Великолепно. Да ее муж — гений стратегии. У Леры появилась новая идея, и она поспешила её озвучить:

— Подождите… Не может ли потеря волшебства быть одним из последствий ритуала? Почему сразу я виновата?

— На мне — заклинание. Забирающее мои силы. А, может, просто блокирующее их — если повезет. Я его очень хорошо чувствую, и поверь, это не самое приятное ощущение.

— Насколько неприятное? — полюбопытствовала Лера просто из желания растравить раны мужа. — Очень плохо или очень-очень плохо?

Александр ее намерения понял, но от ответа увиливать не стал.

— Внутри пусто. Нет ничего, и от этого периодически пропадает желание жить.

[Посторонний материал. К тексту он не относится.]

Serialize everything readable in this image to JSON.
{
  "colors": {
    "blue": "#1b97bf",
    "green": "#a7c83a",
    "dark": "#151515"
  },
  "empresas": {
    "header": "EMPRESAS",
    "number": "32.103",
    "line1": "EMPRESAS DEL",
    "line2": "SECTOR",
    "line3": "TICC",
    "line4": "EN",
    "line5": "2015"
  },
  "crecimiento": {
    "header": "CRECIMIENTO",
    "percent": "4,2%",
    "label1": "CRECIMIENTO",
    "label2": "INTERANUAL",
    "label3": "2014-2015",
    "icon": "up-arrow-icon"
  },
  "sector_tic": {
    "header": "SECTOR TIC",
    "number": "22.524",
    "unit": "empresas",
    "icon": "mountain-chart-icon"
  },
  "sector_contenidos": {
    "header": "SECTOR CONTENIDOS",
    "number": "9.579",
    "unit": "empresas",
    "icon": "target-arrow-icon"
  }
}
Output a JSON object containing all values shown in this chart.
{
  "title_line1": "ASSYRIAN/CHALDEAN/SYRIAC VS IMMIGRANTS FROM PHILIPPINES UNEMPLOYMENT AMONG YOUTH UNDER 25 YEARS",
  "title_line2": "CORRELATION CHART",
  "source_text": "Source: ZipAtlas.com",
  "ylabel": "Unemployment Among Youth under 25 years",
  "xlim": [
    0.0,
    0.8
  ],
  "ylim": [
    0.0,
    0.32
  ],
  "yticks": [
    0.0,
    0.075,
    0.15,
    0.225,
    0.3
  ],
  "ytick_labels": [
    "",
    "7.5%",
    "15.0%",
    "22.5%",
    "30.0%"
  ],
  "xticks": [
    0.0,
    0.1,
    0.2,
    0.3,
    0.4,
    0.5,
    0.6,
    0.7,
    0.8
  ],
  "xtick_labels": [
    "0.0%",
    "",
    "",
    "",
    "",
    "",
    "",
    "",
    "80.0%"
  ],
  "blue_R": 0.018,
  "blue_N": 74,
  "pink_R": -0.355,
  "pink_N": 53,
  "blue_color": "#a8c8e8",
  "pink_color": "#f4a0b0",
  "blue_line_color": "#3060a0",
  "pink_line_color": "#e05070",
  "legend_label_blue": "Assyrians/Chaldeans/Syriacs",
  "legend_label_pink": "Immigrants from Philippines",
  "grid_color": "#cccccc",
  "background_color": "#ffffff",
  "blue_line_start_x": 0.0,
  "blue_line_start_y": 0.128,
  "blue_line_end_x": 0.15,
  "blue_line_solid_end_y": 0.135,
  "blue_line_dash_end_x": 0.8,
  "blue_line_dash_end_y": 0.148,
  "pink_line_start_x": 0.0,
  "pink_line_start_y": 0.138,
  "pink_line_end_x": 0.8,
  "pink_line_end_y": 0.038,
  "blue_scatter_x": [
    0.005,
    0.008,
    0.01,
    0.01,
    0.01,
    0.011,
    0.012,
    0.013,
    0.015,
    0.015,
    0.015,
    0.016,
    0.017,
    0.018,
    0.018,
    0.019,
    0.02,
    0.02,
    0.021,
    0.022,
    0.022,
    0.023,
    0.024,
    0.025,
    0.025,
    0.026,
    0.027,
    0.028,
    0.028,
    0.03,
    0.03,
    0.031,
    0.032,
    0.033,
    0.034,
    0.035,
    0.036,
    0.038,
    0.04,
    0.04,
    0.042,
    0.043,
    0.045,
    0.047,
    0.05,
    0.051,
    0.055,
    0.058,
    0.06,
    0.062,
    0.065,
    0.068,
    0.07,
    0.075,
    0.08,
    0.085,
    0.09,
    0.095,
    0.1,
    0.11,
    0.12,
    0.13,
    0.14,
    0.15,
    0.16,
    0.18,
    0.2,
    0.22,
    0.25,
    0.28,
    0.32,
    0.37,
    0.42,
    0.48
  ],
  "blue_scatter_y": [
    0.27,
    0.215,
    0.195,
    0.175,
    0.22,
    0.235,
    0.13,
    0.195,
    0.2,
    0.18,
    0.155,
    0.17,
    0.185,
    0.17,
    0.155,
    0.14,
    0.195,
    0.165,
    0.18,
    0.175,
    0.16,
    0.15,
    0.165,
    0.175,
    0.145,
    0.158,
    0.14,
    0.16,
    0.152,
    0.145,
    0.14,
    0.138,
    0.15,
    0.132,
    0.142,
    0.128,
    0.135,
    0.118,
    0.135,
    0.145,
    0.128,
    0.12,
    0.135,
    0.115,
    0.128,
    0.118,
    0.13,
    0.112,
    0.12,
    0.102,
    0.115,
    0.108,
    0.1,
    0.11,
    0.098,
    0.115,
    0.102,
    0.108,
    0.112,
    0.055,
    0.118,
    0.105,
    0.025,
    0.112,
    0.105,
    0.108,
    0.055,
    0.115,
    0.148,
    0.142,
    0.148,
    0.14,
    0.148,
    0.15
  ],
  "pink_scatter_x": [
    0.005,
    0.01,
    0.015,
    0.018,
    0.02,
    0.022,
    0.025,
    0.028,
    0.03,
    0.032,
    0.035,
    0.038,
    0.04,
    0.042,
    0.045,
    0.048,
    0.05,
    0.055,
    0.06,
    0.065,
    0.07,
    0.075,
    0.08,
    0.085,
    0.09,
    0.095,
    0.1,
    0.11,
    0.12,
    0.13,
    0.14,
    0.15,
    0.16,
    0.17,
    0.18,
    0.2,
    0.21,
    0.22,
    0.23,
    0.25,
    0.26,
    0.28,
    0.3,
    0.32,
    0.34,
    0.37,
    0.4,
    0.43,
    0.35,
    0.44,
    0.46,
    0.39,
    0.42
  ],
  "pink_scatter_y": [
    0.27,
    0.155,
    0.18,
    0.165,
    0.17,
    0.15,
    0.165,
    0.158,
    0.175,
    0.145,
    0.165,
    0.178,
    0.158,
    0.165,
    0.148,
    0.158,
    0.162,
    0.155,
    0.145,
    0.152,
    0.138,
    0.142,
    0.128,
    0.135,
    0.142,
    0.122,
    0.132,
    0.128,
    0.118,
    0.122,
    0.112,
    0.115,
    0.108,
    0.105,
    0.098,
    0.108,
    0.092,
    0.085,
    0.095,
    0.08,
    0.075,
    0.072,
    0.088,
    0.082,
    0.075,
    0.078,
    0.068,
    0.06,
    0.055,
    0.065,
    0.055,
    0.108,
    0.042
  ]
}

— Это-то вы когда успели понять?

— Я читал про такое.

— То есть привязывать вас к стулу и оглушать заклинанием успокаивающим пока рановато?

— Вроде того, — усмехнулся Александр.

— И волшебства вы все-таки не лишились? — допытывалась Лера, баюкая руку перед самым носом мужа. — На вас просто заклинание?

— В том-то и дело, что не просто. И я догадываюсь, кому за это надо «спасибо» в глотку забить.

— Но раз это заклинание, его можно снять.

— Можно. Но, боюсь, это под силу немногим. И уж точно не тебе.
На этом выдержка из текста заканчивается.